Cette exposition d'Ilanit Illouz à Aurillac ne laisse personne indifférent, découvrez pourquoi
Les Dolines évoquent l’érosion circulaire dûe à l’activité de l’Homme. Le sol qui s’affaisse, et qui crée une crevasse. Le sel est fossilisé en mouvement. Et Ilanit Illouz a marché dessus. Ou plutôt dedans. À tout moment, il peut s’effondrer. Son rapport était empirique. Lorsqu’elle part pour ce lieu, frontière géopolitique entre la Cisjordanie, Israël, et les rives de la mer Morte, c’est avec son projet photo en tête. « C’est le lieu du premier gisement de bitume de Judée, la première photo de Niepce. Je questionne une zone d’effondrement entre ces paysages lunaires et les oueds. » L’expérience de la marche la mène à la matière. À ce rapport plastique, entre dérives (marches courtes) et récoltes.
L’histoire d’un lieu matérialisé par le selLe sel l’interpelle, la fascine. Le sel et son paradoxe. Liquide ou solide. Il peut détruire ou conserver. « Quand je reviens avec ce sel de la mer Morte, j’ai eu envie de reconstituer une sorte de géologie du territoire. » Une matérialité. Lien concret entre la photo et le territoire.

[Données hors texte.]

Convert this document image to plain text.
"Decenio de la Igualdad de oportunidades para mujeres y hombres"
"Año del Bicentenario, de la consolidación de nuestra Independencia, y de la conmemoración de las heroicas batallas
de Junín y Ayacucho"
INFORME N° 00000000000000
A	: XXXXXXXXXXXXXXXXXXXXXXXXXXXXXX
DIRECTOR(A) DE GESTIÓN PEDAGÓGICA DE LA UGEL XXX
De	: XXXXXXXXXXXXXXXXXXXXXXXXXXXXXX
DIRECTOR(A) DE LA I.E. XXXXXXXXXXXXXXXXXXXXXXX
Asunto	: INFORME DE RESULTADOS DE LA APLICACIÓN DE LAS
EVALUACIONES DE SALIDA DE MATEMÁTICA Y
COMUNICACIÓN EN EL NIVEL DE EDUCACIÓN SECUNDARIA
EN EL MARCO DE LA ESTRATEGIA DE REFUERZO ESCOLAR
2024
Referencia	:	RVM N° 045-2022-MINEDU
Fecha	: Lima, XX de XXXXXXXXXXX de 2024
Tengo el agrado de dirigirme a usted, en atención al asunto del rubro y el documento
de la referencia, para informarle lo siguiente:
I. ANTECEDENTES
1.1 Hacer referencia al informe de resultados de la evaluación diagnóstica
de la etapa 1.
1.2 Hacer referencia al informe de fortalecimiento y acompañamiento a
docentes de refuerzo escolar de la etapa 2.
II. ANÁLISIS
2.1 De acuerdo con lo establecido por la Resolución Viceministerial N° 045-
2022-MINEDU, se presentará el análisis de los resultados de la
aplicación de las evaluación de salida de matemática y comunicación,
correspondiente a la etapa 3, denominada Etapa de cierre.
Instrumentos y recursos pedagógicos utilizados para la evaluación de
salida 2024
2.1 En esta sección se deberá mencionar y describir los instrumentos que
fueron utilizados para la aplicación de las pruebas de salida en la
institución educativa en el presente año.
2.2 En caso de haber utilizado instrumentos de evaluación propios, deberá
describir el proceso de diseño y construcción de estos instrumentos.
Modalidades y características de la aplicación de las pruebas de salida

Sa technique est unique. Elle travaille une sédimentation. « Elle crée une matrice, avec de l’eau et du sel. Le papier, tissé, crée une synergie de matières. Chaque tirage a sa temporalité », dit-elle. Comme la ligne du temps qui s’étire, le tirage pigmentaire (il s’agit de jet d’encre) réagit avec son environnement, à l’humidité, à l’air. L’image, elle, ne bouge plus. L’évaporation permet d’obtenir ces petites roches cristallisées, que l’on voit à l’œil nu, sublimées par l’éclairage des Écuries. C’est ce qu’elle recherche : la mise en relation de cette matière, par rapport à une symbolique, celle de l’eau qui se retire, et de la mer qui s’assèche. « Une grosse problématique pèse sur la mer Morte à cause du Jourdain qui ne s’y jette plus. »
Toutes ces questions historiques et géopolitiques apportent aussi, à mon sens un aspect intime et universel.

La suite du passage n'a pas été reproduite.